Domitien est également un bâtisseur passionné. Il supervise la reconstruction de Rome après les incendies et les destructions, construisant de nombreux bâtiments publics, temples et stades. Parmi ses projets les plus célèbres figurent le Forum de Domitien, le stade de Domitien (aujourd'hui la Piazza Navona), et le palais Flavien sur le Palatin. Ces constructions, bien que coûteuses, symbolisent la puissance et la grandeur de l'Empire sous son règne. Domitien accorde une attention particulière à l'urbanisme et à l'embellissement de la capitale, renforçant ainsi son image de restaurateur de la grandeur romaine.

 

Sur le plan militaire, Domitien est confronté à plusieurs défis. Il mène des campagnes contre les Daces, les Germains et les Sarmates pour protéger les frontières de l'Empire. Bien que certaines de ces campagnes soient couronnées de succès, d'autres se révèlent coûteuses et difficiles. En 89 après J.-C., Domitien fait face à une révolte menée par Lucius Antonius Saturninus, gouverneur de Germanie supérieure. La rébellion est rapidement écrasée, mais elle souligne les tensions croissantes au sein de l'Empire. Domitien renforce la discipline militaire et maintient une vigilance constante pour prévenir d'autres soulèvements, mais cette rébellion mine la confiance entre l'empereur et ses généraux.

 

Le règne de Domitien est également marqué par une intensification de la répression politique. Il utilise la loi de majesté pour poursuivre ceux qu'il perçoit comme des menaces à son pouvoir, y compris des sénateurs et des membres de sa propre famille. Cette atmosphère de suspicion et de peur conduit à de nombreux procès pour trahison, exécutions et confiscations de biens.
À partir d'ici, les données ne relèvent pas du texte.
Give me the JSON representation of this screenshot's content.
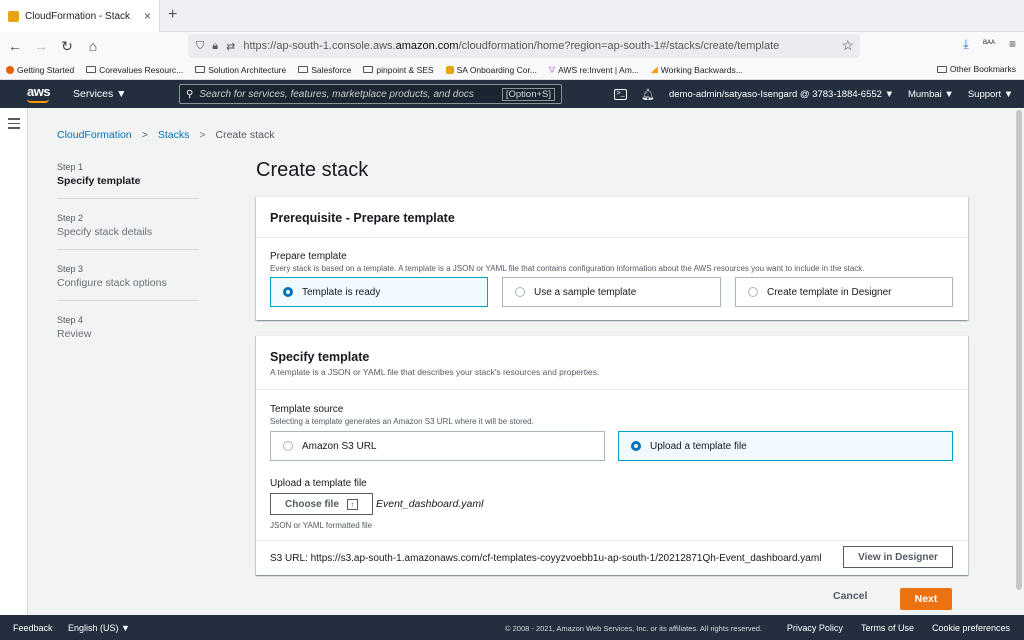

Bien que ces mesures renforcent temporairement l'autorité de Domitien, elles alimentent un ressentiment profond parmi les élites romaines. La paranoïa de l'empereur et sa tendance à voir des complots partout contribuent à isoler davantage son régime.

 

Malgré ses politiques répressives, Domitien cherche également à obtenir le soutien populaire. Il organise des jeux et des spectacles grandioses, distribue des denrées alimentaires et accorde des largesses aux soldats et aux citoyens. Ces actions visent à maintenir la loyauté du peuple et à détourner l'attention des aspects plus sombres de son règne. Domitien se présente comme un protecteur des traditions romaines et un champion de la moralité publique, cherchant à restaurer les valeurs traditionnelles de la société romaine.

 

Domitien est assassiné le 18 septembre 96 après J.-C. dans une conspiration impliquant des membres de sa garde prétorienne et des proches de la cour impériale. Sa mort met fin à la dynastie flavienne et ouvre la voie à Nerva, un sénateur âgé et respecté, choisi par les conspirateurs pour apaiser les tensions. Après sa mort, le Sénat condamne la mémoire de Domitien à la damnatio memoriae, effaçant son nom et son image des monuments et des documents publics. Cette condamnation posthume témoigne du profond ressentiment et de la haine que son règne a suscités parmi les élites.

 

En conclusion, Domitien reste une figure complexe et controversée de l'histoire romaine. Son règne est marqué par des réformes importantes et des projets ambitieux, mais aussi par une répression brutale et une paranoïa destructrice. Domitien incarne les défis du pouvoir autocratique dans un Empire immense et diversifié, où l'équilibre entre autorité et réconciliation est souvent difficile à maintenir. Son héritage est ambigu : il est à la fois un administrateur capable et un tyran redouté. La mémoire de Domitien, bien que ternie par sa condamnation posthume, continue d'intriguer et de diviser les historiens, rappelant les complexités et les contradictions du pouvoir impérial romain.